По-настоящему. Значит, на самом деле существует это таинственное и непонятное «настоящее», перед которым теряет значение все: обязательства, привычки, ответственность, долг. И сейчас, лежа среди дюн и глядя сквозь неподвижные стебли тростника на просвечивающее меж ними небо, он думал об этом чуть ли не с ужасом. Разумеется, это — не настоящее, этого просто не может быть: девчушка почти вполовину его младше, умная, но совершенно невежественная, неразборчивая в связях и к тому же с незаконнорожденным ребенком на руках… Он нисколько не обманывался насчет того, что привязывает его к ней. Никогда еще любовные утехи не приносили ему такого чувства освобождения, не были так эротичны, как эти их полузапретные совокупления на жестком песке в паре метров от рокочущего прибоя.
Иногда он вдруг обнаруживал, что фантазирует, представляя их вместе в своей новой лондонской квартире. Квартира, поисками которой ему только еще предстояло заняться, пока еще лишь смутно вырисовываясь, как одна из многих возможных, обретала тогда объем, местоположение и вполне ощутимую реальность. Он видел себя там, развешивающим по несуществующим стенам картины, планирующим размещение разнообразных предметов домашнего обихода, решающим, где лучше расположить стереосистему. Окна квартиры выходят на Темзу.

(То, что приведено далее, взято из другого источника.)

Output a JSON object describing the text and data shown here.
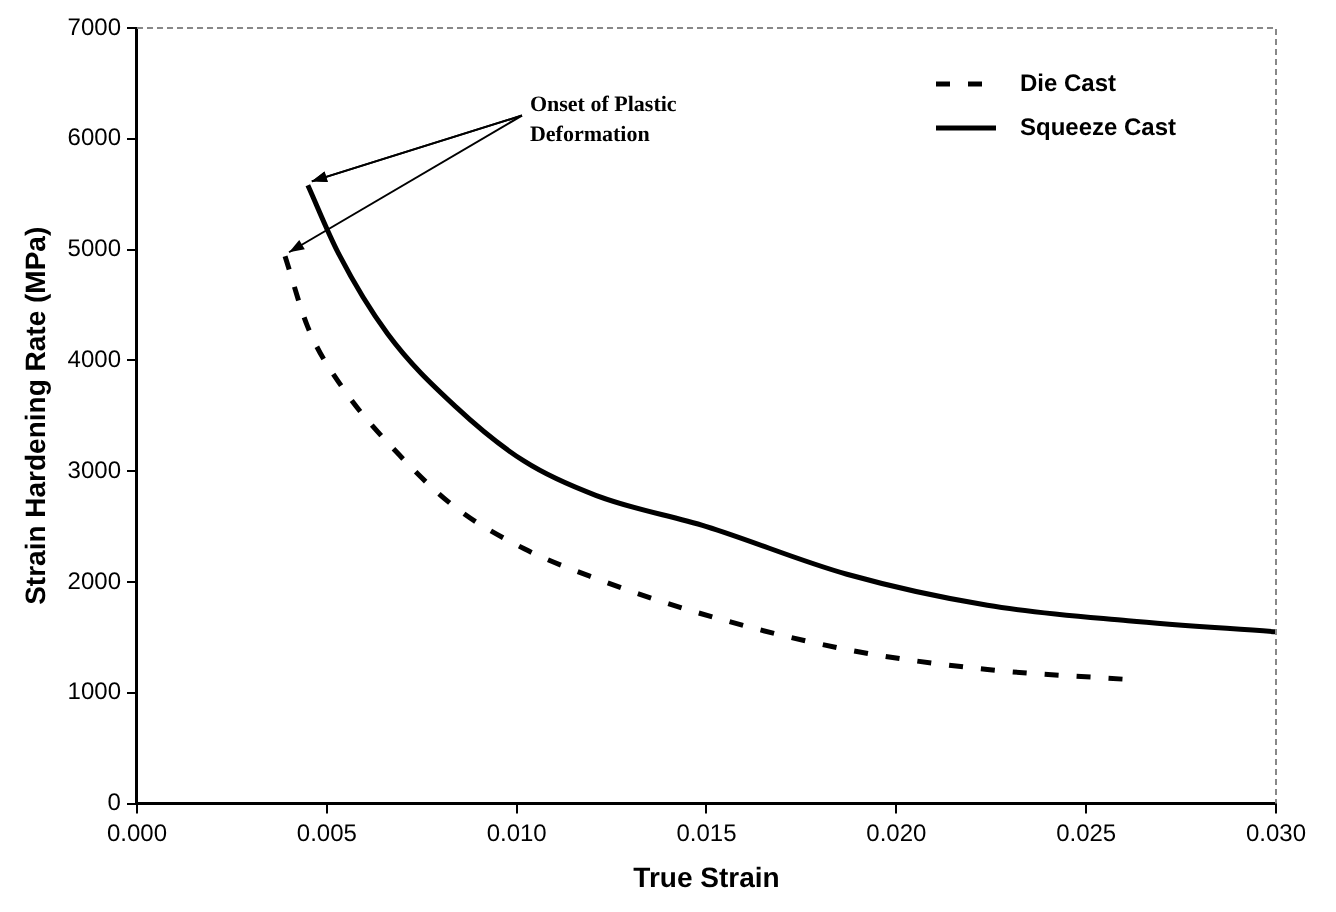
{
  "chart_data": {
    "type": "line",
    "xlabel": "True Strain",
    "ylabel": "Strain Hardening Rate (MPa)",
    "xlim": [
      0,
      0.03
    ],
    "xticks": [
      {
        "value": 0,
        "label": "0.000"
      },
      {
        "value": 0.005,
        "label": "0.005"
      },
      {
        "value": 0.01,
        "label": "0.010"
      },
      {
        "value": 0.015,
        "label": "0.015"
      },
      {
        "value": 0.02,
        "label": "0.020"
      },
      {
        "value": 0.025,
        "label": "0.025"
      },
      {
        "value": 0.03,
        "label": "0.030"
      }
    ],
    "ylim": [
      0,
      7000
    ],
    "yticks": [
      0,
      1000,
      2000,
      3000,
      4000,
      5000,
      6000,
      7000
    ],
    "grid": false,
    "legend": "top right",
    "marker": "none",
    "annotations": [
      {
        "text": "Onset of Plastic Deformation",
        "x": 0.0045,
        "y": 5580
      }
    ],
    "series": [
      {
        "name": "Die Cast",
        "color": "#000000",
        "line_style": "dashed",
        "x": [
          0.0039,
          0.0045,
          0.0054,
          0.0069,
          0.0084,
          0.0102,
          0.0121,
          0.0147,
          0.0187,
          0.0224,
          0.0261
        ],
        "values": [
          4940,
          4300,
          3760,
          3150,
          2670,
          2300,
          2030,
          1730,
          1390,
          1210,
          1120
        ]
      },
      {
        "name": "Squeeze Cast",
        "color": "#000000",
        "line_style": "solid",
        "x": [
          0.0045,
          0.0053,
          0.0066,
          0.0084,
          0.0102,
          0.0121,
          0.015,
          0.0187,
          0.0224,
          0.0261,
          0.03
        ],
        "values": [
          5580,
          4970,
          4240,
          3580,
          3090,
          2780,
          2500,
          2070,
          1790,
          1650,
          1550
        ]
      }
    ]
  }
}
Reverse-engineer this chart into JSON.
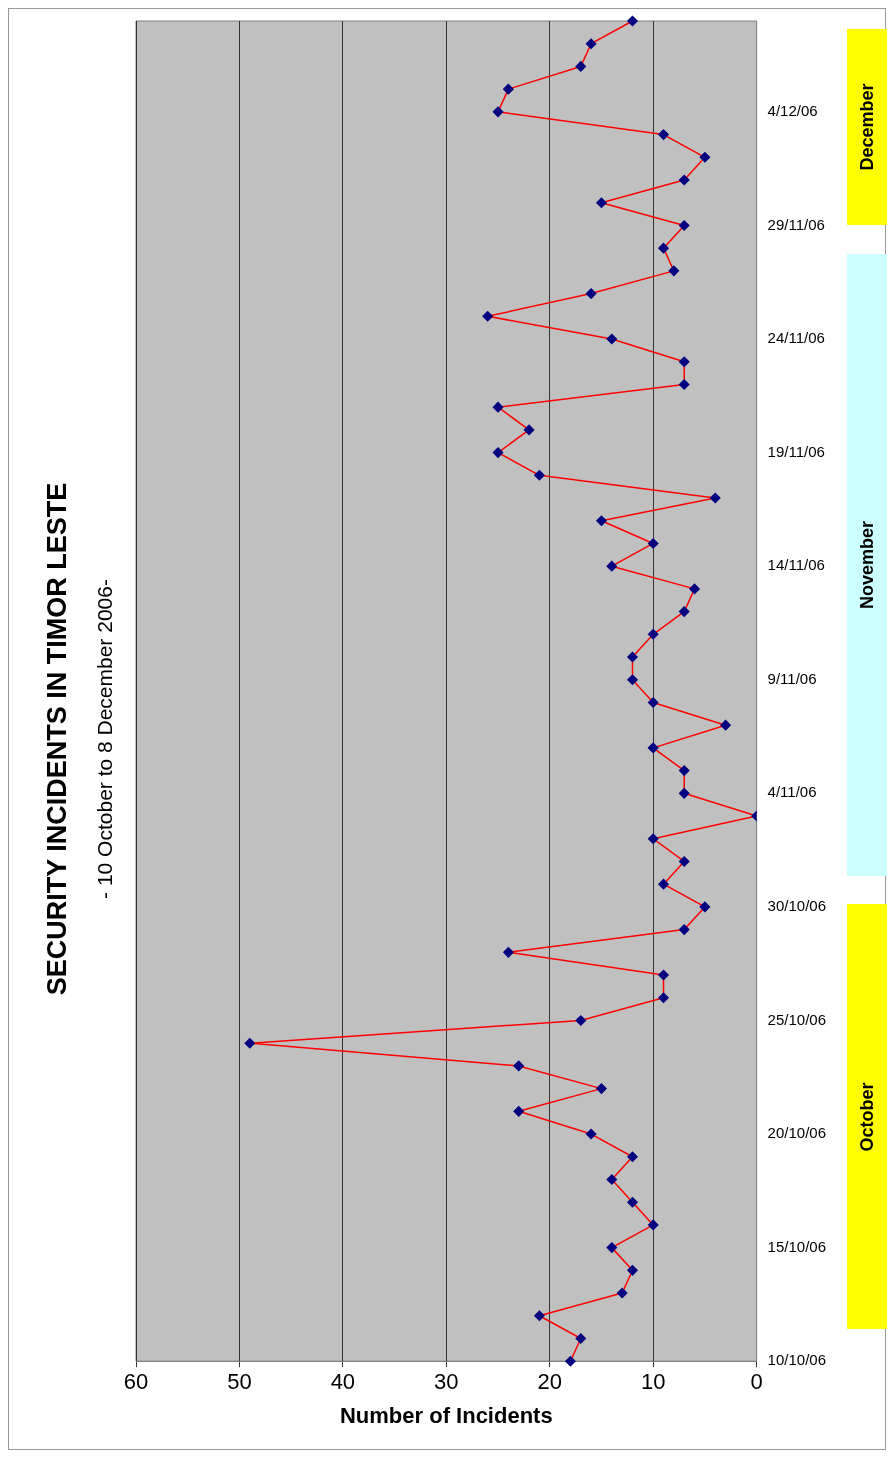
{
  "chart_data": {
    "type": "line",
    "title": "SECURITY INCIDENTS IN TIMOR LESTE",
    "subtitle": "- 10 October to 8 December 2006-",
    "xlabel": "Number of Incidents",
    "orientation": "horizontal",
    "categories": [
      null,
      null,
      null,
      null,
      "4/12/06",
      null,
      null,
      null,
      null,
      "29/11/06",
      null,
      null,
      null,
      null,
      "24/11/06",
      null,
      null,
      null,
      null,
      "19/11/06",
      null,
      null,
      null,
      null,
      "14/11/06",
      null,
      null,
      null,
      null,
      "9/11/06",
      null,
      null,
      null,
      null,
      "4/11/06",
      null,
      null,
      null,
      null,
      "30/10/06",
      null,
      null,
      null,
      null,
      "25/10/06",
      null,
      null,
      null,
      null,
      "20/10/06",
      null,
      null,
      null,
      null,
      "15/10/06",
      null,
      null,
      null,
      null,
      "10/10/06"
    ],
    "series": [
      {
        "color": "#ff0000",
        "values": [
          12,
          16,
          17,
          24,
          25,
          9,
          5,
          7,
          15,
          7,
          9,
          8,
          16,
          26,
          14,
          7,
          7,
          25,
          22,
          25,
          21,
          4,
          15,
          10,
          14,
          6,
          7,
          10,
          12,
          12,
          10,
          3,
          10,
          7,
          7,
          0,
          10,
          7,
          9,
          5,
          7,
          24,
          9,
          9,
          17,
          49,
          23,
          15,
          23,
          16,
          12,
          14,
          12,
          10,
          14,
          12,
          13,
          21,
          17,
          18
        ]
      }
    ],
    "xlim": [
      60,
      0
    ],
    "xticks": [
      0,
      10,
      20,
      30,
      40,
      50,
      60
    ],
    "grid": "x",
    "marker": "diamond",
    "line_style": "solid",
    "legend": false,
    "annotations": [
      "October",
      "November",
      "December"
    ]
  }
}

В квартире — просторные окна, в которые хорошо видно реку вплоть до Тауэрского моста, огромная кровать, на ней — Эми, изгибы ее тела в золотых полосах солнечного света, проникающего сквозь жалюзи из деревянных пластин. Потом эти сладостные, обманные картины таяли, и он окунался в мрачную действительность. Ведь у нее — ребенок. Она захочет взять его с собой. Разумеется, захочет. Да и в самом деле кто, кроме нее, стал бы смотреть за ним? Он мог представить себе снисходительные усмешки своих друзей, удовольствие врагов, малыша, то и дело появляющегося то в одной комнате, то в другой, его липкие ручонки… Его воображение заставляло его ощущать то, чего Лиз так никогда и не дала ему ощутить в реальной жизни: он чувствовал запах скисшего молока и запачканных пеленок, страдал от отсутствия покоя и невозможности уединиться. Ему необходимо было думать об этих вполне реальных вещах, нарочито их преувеличивая, чтобы вернуть себе способность здраво мыслить. Его ужасало, что — пусть всего на краткий миг — он мог всерьез размышлять о столь глупой и губительной перспективе.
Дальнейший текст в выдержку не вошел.